For an instant his temper flared, then he realized how much he would rather not quarrel with her. But he refused to laugh as well. He merely waited with a look of resigned patience.
Eventually she rubbed her eyes with the heel of her hand, most inelegantly, and stopped laughing. She sniffed.
“I shall be careful,” she promised. “Thank you for your concern.”
He drew breath to say something sharp, then changed his mind.

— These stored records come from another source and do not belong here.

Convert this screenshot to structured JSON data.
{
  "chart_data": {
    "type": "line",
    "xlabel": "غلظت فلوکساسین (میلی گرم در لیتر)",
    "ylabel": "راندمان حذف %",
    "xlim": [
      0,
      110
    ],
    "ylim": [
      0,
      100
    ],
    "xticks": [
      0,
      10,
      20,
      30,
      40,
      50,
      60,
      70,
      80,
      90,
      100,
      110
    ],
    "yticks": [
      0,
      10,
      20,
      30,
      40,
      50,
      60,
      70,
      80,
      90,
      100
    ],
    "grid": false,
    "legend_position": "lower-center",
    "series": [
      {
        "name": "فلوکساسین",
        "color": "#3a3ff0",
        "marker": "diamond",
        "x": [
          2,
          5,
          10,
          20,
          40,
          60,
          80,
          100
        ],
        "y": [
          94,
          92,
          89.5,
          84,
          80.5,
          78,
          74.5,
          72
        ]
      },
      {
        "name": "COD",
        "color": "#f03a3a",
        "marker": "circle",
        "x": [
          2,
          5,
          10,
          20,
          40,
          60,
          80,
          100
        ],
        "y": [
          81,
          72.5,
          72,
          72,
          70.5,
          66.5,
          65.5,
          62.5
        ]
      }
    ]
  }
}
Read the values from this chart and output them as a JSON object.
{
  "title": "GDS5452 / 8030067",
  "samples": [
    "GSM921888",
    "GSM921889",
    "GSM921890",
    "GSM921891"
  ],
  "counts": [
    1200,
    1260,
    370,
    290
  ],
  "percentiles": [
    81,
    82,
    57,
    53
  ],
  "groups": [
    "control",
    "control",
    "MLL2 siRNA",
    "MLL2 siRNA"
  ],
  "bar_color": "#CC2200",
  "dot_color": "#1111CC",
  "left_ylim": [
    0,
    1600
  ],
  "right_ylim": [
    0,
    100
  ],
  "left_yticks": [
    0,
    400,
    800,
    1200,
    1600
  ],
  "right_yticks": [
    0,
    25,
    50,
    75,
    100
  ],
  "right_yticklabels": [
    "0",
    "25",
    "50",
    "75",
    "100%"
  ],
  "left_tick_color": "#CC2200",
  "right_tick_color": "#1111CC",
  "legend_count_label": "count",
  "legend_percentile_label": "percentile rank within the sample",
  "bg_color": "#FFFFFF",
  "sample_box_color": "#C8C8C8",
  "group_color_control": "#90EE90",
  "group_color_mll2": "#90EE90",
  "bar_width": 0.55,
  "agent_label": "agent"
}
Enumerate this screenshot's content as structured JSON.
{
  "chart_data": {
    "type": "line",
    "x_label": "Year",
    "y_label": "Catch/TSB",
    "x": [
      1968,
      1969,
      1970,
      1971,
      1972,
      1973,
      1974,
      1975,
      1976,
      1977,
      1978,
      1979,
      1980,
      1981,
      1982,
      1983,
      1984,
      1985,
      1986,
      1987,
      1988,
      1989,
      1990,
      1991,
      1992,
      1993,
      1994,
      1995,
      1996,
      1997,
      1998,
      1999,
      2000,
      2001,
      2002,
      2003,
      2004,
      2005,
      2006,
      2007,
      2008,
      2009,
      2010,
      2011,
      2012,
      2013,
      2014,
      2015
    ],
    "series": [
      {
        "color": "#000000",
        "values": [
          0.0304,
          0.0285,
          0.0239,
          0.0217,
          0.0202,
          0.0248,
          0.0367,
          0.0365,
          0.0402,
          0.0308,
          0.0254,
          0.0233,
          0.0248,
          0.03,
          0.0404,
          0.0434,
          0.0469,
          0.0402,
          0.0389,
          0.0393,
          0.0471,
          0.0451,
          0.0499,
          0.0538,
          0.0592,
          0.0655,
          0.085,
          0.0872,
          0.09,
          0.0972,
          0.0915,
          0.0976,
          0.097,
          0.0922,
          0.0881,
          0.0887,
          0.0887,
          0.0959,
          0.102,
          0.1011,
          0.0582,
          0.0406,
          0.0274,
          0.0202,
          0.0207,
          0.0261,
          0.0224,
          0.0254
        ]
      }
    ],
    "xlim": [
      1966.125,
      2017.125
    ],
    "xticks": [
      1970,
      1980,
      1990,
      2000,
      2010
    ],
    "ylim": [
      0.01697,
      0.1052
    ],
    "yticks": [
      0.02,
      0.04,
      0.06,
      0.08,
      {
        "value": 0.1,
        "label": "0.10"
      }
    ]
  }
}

“We never looked very carefully into Kristian Beck. I still don’t know what Prudence was going to tell the authoritieswhen he begged her not to.” A new thought occurred to him, which he should have seen before. “I wonder what particular authority she had in mind? The governors—or Sir Herbert? Rathbone could ask Sir Herbert.”
Hester said nothing. Again the look of weariness crossed her face.
“Go back to sleep,” he said gently, instinctively putting his hand on her shoulder. “I’ll go and see Rathbone. I expect we’ve got a few days yet. We may find something.”